SIMBAD



LA SOLITUDE

La solitude c'est la sonnerie du téléphone
C’est une voix étrangère qui cherche une autre personne;
La solitude c'est le dimanche vide,
Aux conversations médiocres et sans soleil.

La solitude c'est regarder par la vitre,
Les gens pressés dans le soir,
Le long ennui avant le sommeil,
Et la touffeur des nuits sans lune.

La solitude c'est aimer beaucoup,
Et n'avoir personne à aimer,
N'avoir personne à qui offrir des fleurs,
Personne à qui raconter sa journée.

C'est être partout de trop, étranger,
Hôte non invité par personne au monde,
Sans un souvenir qui te fasse souffrir,
Sans espoir aucun pour ce qui arrivera.

Mais l’anxiété de mes journées sans toi,
Ma grande détresse infernale,
Pour tous que ce tu sais ou ne sais pas:
Je ne peux rien lui trouver d'égal.

Et les minutes de défiler lentement,
Lourdes de ce que l’on appelle attendre,
Souffrantes par ce qu'on appelle le manque
Et qu’en moi sont si innombrables …

DRITA ÇOMO
"Cette lueur qui monte de l'abîme"
(1958 - 1981)


"Cette lueur qui monte de l'abîme", équivaut, par bien des aspects, au "Journal" d'Anne Frank. Son atmosphère évoque aussi "Le Pavillon des Cancéreux" d'Alexandre Soljenitsyne. Ces comparaisons ne sont en rien abusives. Atteinte d'un cancer qui la terrassera dans sa vingtième année, Drita Çomo (Drita – en albanais – La lumière), rappelle son existence singulière dans le contexte de la dictature albanaise, sous le régime du Enver Hoxha.
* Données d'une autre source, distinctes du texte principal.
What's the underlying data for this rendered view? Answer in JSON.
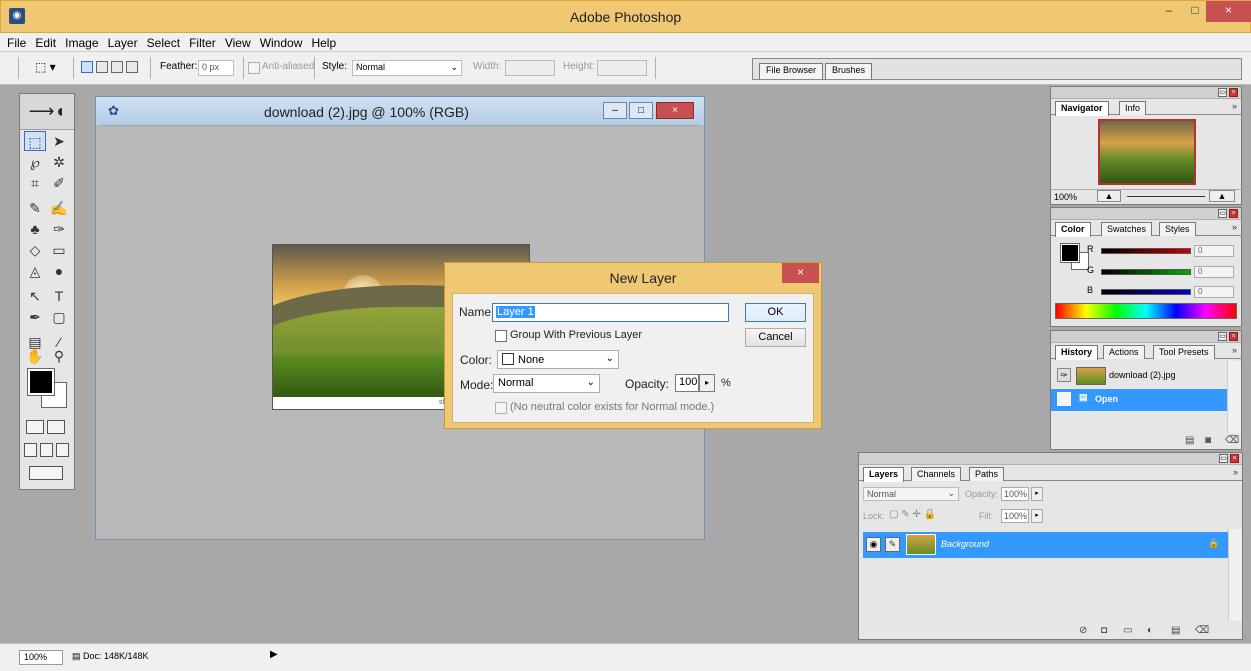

Elle témoigne non seulement de l’évolution de sa maladie, mais restitue également un climat politique oppressant sur un mode allusif et révélateur. "Cette lueur qui monte de l'abîme", possède la vertu d'un récit qui mêle l'inexorable d'un destin individuel à une histoire implacable et, en l'espèce, persécutrice. Drita Como, issue d’une famille considérée par le régime comme "ennemie du peuple", est décédée à l’hôpital oncologique de Tirana en 1981, sans avoir aucun proche de sa famille, près de son lit. Sa mère, internée dans un camp de concertation, a été interdite per les autorités à être prés de sa fille en agonie. Le poème "Solitude" (Vetmia – en albanais) a été tiré par le recueil poétique "Une lueur qui monte de l'abîme" paru en France, en 2004, accompagné par une Introduction d’Ismail Kadaré, remarquable écrivain albanais de renommé internationale. (Éditions du Rocher dans la collection Lettres albanaises ).